Highlights
• Kynurenic acid (KA) suppresses inflammation and apoptosis in LPS-treated HUVEC [Human umbilical vein endothelial cell].
• KA ameliorates inflammation in THP-1 cells.
• KA enhances PPARδ and HO-1 expression in both cell types.
• PPARδ and HO-1 contribute to the effects of KA on inflammation and apoptosis in HUVEC.
Abstract
Kynurenic acid (KA) regulates energy homeostasis and alleviates inflammation in adipose tissue but how KA affects the atherosclerotic response in HUVECs remains unclear. We evaluated the effects of KA on lipopolysaccharide (LPS)-induced inflammation and apoptosis in HUVECs. KA enhanced peroxisome proliferator-activated receptor delta (PPARδ) expression in HUVECs and THP-1 cells and suppressed LPS-induced atherosclerotic responses through PPARδ-mediated signaling. Moreover, KA treatment mitigated LPS-induced phosphorylation of nuclear factor kappa B and pro-inflammatory cytokine release in HUVECs and THP-1 cells, and down-regulated adhesion molecules in HUVECs and adhesion of THP-1 cells to HUVECs following LPS treatment.
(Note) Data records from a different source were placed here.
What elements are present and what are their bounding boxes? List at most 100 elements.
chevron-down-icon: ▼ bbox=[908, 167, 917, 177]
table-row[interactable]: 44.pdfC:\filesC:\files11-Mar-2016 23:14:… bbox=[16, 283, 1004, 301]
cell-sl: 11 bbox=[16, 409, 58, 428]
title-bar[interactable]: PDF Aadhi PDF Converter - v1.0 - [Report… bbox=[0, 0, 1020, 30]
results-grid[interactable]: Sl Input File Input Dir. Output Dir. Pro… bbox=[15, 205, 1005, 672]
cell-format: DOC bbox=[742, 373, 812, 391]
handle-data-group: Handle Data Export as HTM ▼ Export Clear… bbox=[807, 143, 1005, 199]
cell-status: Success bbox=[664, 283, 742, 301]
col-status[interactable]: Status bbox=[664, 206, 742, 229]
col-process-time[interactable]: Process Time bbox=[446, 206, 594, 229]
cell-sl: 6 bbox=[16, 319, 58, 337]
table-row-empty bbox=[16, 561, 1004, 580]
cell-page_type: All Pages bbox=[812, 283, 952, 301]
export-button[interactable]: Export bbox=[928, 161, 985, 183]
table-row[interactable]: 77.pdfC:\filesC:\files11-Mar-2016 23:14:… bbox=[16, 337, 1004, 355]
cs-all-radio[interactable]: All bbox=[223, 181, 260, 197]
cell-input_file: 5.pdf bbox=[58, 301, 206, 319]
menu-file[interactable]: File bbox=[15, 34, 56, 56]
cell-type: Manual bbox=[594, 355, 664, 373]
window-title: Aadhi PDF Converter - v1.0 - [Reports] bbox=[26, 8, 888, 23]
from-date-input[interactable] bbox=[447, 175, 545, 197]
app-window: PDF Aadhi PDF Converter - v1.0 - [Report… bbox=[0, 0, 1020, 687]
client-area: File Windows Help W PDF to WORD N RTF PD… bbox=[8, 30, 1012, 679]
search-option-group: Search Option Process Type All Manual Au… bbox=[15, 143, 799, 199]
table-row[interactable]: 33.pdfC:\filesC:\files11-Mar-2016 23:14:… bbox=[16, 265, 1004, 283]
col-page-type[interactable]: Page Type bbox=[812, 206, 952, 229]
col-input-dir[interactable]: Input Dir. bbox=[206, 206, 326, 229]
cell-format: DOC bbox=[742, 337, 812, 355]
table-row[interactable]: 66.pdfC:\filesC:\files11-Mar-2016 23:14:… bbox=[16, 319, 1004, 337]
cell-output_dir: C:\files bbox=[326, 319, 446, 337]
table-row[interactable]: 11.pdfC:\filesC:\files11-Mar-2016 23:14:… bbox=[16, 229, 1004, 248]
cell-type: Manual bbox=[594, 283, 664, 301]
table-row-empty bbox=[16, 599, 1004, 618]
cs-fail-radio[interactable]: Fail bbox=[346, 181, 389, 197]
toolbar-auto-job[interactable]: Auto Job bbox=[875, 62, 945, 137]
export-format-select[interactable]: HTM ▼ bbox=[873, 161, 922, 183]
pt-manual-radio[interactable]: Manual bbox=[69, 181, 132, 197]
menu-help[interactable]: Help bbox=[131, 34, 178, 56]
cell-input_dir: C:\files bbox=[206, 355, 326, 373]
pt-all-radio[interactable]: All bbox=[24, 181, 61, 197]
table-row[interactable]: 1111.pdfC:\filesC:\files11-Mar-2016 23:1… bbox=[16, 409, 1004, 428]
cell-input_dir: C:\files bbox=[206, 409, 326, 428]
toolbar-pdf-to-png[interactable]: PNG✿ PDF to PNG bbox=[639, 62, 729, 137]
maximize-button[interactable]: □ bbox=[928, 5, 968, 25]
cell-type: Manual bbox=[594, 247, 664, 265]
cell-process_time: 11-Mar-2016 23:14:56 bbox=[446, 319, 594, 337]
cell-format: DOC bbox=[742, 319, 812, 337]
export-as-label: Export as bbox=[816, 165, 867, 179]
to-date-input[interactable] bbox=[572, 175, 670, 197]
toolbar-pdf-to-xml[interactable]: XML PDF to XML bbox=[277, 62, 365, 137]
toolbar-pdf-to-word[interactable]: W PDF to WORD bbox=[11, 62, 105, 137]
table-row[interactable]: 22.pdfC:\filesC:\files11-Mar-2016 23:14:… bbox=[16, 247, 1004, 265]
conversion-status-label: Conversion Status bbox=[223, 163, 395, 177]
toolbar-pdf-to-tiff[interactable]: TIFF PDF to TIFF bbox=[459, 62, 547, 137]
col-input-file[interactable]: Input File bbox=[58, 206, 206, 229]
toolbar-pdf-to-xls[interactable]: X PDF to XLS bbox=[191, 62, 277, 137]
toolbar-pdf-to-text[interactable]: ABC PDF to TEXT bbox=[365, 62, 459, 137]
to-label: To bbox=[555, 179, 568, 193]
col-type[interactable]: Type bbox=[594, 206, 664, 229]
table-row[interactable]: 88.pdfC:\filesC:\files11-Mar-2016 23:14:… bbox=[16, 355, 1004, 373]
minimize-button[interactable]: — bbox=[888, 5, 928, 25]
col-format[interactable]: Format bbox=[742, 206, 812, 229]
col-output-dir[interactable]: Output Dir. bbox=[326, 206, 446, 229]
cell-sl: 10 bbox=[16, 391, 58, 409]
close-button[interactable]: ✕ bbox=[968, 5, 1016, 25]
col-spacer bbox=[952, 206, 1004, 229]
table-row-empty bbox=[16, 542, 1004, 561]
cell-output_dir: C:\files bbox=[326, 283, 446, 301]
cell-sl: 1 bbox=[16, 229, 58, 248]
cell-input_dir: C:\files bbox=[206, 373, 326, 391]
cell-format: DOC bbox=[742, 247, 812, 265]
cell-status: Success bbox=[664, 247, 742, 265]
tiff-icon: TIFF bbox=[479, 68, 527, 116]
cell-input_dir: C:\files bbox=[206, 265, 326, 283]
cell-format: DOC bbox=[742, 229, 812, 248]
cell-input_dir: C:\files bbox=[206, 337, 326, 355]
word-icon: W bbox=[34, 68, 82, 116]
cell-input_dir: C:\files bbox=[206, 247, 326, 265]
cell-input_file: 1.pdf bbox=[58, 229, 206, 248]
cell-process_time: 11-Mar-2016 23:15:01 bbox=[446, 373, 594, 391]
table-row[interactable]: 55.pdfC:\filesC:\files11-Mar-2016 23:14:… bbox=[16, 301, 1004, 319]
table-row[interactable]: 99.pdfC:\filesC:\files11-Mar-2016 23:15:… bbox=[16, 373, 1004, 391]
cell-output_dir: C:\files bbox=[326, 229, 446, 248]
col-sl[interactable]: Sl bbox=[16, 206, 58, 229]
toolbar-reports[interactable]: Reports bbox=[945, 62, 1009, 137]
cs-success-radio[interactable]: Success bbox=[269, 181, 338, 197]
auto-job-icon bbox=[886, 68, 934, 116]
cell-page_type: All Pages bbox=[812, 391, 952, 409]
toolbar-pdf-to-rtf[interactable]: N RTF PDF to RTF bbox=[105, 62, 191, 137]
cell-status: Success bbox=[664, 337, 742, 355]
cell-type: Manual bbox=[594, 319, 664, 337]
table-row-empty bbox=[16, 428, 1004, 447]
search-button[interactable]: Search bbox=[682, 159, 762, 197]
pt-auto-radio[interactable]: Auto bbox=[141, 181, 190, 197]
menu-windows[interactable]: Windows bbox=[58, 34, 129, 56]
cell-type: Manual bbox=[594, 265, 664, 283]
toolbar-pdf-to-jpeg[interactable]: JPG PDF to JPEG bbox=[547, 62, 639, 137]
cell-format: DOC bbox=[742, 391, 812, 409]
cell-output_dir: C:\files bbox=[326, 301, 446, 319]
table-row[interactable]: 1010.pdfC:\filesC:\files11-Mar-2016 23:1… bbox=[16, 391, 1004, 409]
KA treatment decreased LPS-induced inflammation and apoptosis, and also promoted heme oxygenase (HO)-1 expression, which suppresses inflammation in HUVECs. Suppression of PPARδ or HO-1 expression markedly mitigated the effects of KA on atherosclerotic responses in HUVECs. Thus, KA attenuates LPS-induced atherosclerotic responses by suppressing inflammation via the PPARδ/HO-1-dependent pathway.